Sean Callow, Research Analyst at Westpac explains that last week they argued that conditions were ripe for a bounce in the US dollar, even if it was mostly about positioning and expectations and suggests that the rise in the US dollar against 8 of the G10 currencies is not too startling.
“In particular, the low level of our US data surprise index warned that market consensus was probably too gloomy. Hence markets were not well positioned for strong data such as July non-farm payrolls, July small business optimism and June job openings (6.16mn, a record high).”
“So the rise in the US dollar against 8 of the G10 currencies is not too startling. But the week’s key themes of course extend beyond the firmer US data that is keeping the Fed optimistic about the outlook. This is clear when we consider the 2 currencies that have not fallen against USD this week – the Swiss franc and Japanese yen.”
“With a negative yield on benchmark policy interest rates, CHF and JPY clearly retain their traditional status as safe havens. We noted last week that FX volatility measures were very low and this remains the case, though S&P 500 equity volatility benchmark VIX printed one month highs this week. This came in the wake of an escalation in rhetoric over North Korea.”

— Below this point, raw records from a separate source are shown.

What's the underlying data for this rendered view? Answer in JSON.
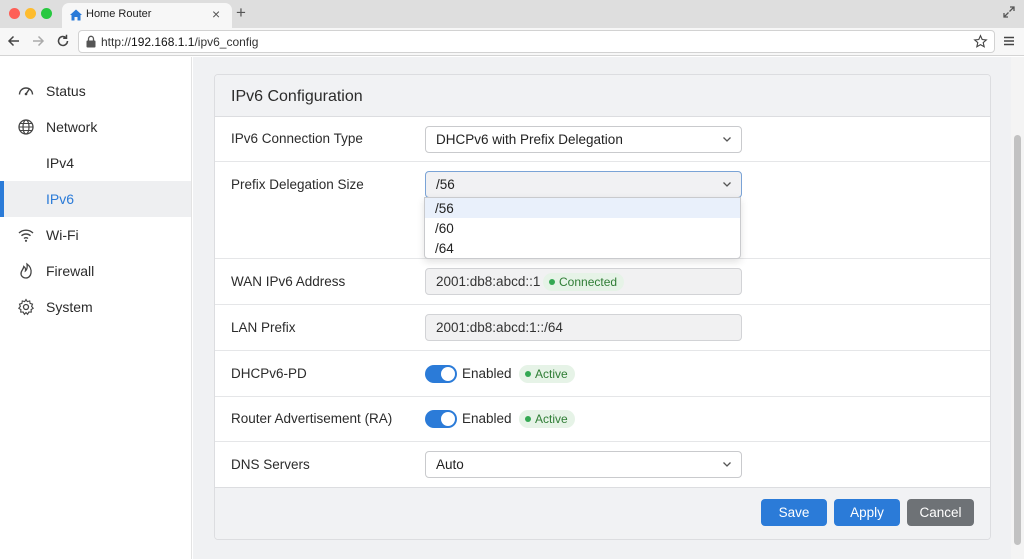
{
  "browser": {
    "tab_title": "Home Router",
    "url_prefix": "http://",
    "url_host": "192.168.1.1",
    "url_path": "/ipv6_config"
  },
  "sidebar": {
    "items": [
      {
        "label": "Status",
        "icon": "gauge-icon"
      },
      {
        "label": "Network",
        "icon": "globe-icon"
      },
      {
        "label": "IPv4",
        "icon": ""
      },
      {
        "label": "IPv6",
        "icon": "",
        "active": true
      },
      {
        "label": "Wi-Fi",
        "icon": "wifi-icon"
      },
      {
        "label": "Firewall",
        "icon": "flame-icon"
      },
      {
        "label": "System",
        "icon": "gear-icon"
      }
    ]
  },
  "card": {
    "title": "IPv6 Configuration",
    "rows": {
      "connection_type": {
        "label": "IPv6 Connection Type",
        "value": "DHCPv6 with Prefix Delegation"
      },
      "prefix_size": {
        "label": "Prefix Delegation Size",
        "value": "/56",
        "options": [
          "/56",
          "/60",
          "/64"
        ]
      },
      "wan_address": {
        "label": "WAN IPv6 Address",
        "value": "2001:db8:abcd::1",
        "badge": "Connected"
      },
      "lan_prefix": {
        "label": "LAN Prefix",
        "value": "2001:db8:abcd:1::/64"
      },
      "dhcpv6_pd": {
        "label": "DHCPv6-PD",
        "toggle_label": "Enabled",
        "badge": "Active",
        "enabled": true
      },
      "router_adv": {
        "label": "Router Advertisement (RA)",
        "toggle_label": "Enabled",
        "badge": "Active",
        "enabled": true
      },
      "dns": {
        "label": "DNS Servers",
        "value": "Auto"
      }
    },
    "buttons": {
      "save": "Save",
      "apply": "Apply",
      "cancel": "Cancel"
    }
  },
  "colors": {
    "accent": "#2b7bd8",
    "status_green": "#34a853",
    "cancel_gray": "#6e7276"
  }
}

“Bombastic threats from Pyongyang are familiar, but normally don’t prompt a response from the US. This week however, President Trump matched Marshal Kim Jong-un’s “sea of fire” line with “fire and fury”. We do note that the fall in global equities and flight to CHF, JPY, gold and US treasuries needs to be kept in the context of a huge rally in risk assets this year.”
“But the combination of firmer US data relative to consensus and a rise in geopolitical tensions is difficult for pairs including AUD/USD and NZD/USD where lopsided positioning amplifies risks of at least a near term correction. It’s hardly an inspiring foundation for a US dollar rally but for now it may have to suffice.”